Enceintes et mastering

L'un des buts principaux du mastering est de faire en sorte qu'un mix soit transportable, c'est-à-dire qu'il sonne bien avec n'importe quel système de diffusion audio.

Mais la diffi­culté vient de la grande dispa­rité des systèmes de resti­tu­tion sonore. Certes, nous sommes main­te­nant débar­ras­sés des supports analo­giques qui marty­ri­saient le signal (les cassettes et les vinyles pouvaient souiller le son quasi­ment à l’in­fini), mais certains compo­sants conti­nuent d’agir comme des égali­seurs très malveillants, notam­ment les haut-parleurs et les enceintes.

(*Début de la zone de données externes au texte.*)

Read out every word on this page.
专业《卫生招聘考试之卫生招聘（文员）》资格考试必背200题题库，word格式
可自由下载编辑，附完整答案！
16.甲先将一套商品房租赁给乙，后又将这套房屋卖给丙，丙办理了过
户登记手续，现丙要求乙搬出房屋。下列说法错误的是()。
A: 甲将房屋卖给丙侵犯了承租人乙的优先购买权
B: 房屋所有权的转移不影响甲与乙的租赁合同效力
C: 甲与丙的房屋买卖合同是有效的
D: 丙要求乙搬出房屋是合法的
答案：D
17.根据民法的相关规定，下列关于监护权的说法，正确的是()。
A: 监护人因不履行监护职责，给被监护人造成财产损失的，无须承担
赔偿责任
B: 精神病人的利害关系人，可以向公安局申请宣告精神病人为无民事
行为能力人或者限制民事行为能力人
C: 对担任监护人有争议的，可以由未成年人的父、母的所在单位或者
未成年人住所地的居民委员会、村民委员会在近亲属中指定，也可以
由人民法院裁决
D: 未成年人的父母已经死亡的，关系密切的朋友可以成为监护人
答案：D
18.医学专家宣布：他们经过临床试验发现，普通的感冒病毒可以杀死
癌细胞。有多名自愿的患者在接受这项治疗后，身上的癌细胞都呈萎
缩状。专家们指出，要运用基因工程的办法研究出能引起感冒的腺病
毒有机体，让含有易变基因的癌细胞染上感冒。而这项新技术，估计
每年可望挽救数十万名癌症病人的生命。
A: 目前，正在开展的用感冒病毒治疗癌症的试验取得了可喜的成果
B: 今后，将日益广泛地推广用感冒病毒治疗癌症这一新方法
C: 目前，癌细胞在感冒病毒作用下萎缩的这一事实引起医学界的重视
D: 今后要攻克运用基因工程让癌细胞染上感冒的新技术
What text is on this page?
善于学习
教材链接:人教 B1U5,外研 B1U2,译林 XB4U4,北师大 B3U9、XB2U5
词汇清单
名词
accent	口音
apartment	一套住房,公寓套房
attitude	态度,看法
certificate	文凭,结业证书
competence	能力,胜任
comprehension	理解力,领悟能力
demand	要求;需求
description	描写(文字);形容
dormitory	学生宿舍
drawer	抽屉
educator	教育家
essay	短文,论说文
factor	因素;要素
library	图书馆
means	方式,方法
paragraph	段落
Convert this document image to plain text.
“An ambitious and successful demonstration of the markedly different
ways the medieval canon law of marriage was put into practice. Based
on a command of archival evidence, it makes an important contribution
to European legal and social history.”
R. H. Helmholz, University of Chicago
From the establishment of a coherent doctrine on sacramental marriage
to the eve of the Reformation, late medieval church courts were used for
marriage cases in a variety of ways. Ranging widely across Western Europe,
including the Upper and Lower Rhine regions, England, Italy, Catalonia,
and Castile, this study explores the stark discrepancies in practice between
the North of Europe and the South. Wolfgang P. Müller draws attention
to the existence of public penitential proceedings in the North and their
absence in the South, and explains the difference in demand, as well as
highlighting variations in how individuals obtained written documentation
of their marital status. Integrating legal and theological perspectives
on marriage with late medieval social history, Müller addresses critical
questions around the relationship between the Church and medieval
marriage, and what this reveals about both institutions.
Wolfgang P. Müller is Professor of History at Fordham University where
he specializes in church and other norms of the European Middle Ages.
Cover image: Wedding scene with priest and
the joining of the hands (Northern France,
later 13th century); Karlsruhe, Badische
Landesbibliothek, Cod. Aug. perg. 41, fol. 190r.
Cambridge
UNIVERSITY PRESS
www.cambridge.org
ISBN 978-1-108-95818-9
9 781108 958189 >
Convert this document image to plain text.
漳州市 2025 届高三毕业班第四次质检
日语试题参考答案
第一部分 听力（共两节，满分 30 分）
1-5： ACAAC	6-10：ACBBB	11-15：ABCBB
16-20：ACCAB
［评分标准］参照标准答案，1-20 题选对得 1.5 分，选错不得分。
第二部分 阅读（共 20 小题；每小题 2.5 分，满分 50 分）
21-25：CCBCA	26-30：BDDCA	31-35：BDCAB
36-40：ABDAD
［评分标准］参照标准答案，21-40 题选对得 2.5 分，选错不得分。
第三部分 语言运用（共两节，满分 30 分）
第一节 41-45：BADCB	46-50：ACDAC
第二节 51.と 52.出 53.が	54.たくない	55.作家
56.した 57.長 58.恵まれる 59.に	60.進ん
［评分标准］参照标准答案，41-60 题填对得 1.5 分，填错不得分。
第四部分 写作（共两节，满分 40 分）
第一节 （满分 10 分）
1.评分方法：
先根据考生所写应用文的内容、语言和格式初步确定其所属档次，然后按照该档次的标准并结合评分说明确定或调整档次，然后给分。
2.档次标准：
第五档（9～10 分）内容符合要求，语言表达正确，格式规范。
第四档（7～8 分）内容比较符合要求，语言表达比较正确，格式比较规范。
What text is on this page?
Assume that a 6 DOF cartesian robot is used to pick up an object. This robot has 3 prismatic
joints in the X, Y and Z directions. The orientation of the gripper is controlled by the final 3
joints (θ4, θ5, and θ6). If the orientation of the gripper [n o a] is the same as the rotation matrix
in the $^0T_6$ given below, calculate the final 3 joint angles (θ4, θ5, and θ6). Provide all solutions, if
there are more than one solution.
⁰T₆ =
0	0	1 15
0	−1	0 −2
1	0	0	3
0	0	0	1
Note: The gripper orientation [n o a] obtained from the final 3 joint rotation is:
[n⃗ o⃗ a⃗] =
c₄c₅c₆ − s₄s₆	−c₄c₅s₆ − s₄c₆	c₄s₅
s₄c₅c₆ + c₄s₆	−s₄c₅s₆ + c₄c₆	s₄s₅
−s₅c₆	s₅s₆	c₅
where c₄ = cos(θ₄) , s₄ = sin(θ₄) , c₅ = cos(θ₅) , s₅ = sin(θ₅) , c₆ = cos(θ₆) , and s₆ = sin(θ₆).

Pour qu’un mixage soit réel­le­ment trans­por­table, il doit sonner correc­te­ment quel que soit le système de diffu­sion :

  • Un superbe ensemble audio­phile équipé d’en­ceintes de très haute qualité assu­rant une réponse quasi­ment linéaire et une défi­ni­tion extrê­me­ment élevée.
  • Un gros radio-cassette dont la fonc­tion « Mega-Giga-Super Bass­Boost » accen­tue à l’ex­cès le grave des haut-parleurs (oui, c’est absurde).
  • Un radio-cassette sans « Mega-Giga-Super Bass­Boost » dont le grave est aussi dessé­ché que Kate Moss en pleine grève de la faim.
  • Le casque intra-auri­cu­laire d’un lecteur portable dont la qualité n’est qu’une ques­tion de chance.
  • Diffé­rents systèmes auto­ra­dio. Je préfère ne pas y penser… et pour­tant, il le faudra.
  • Un tran­sis­tor dont les faiblesses rappellent celles d’un radio-cassette.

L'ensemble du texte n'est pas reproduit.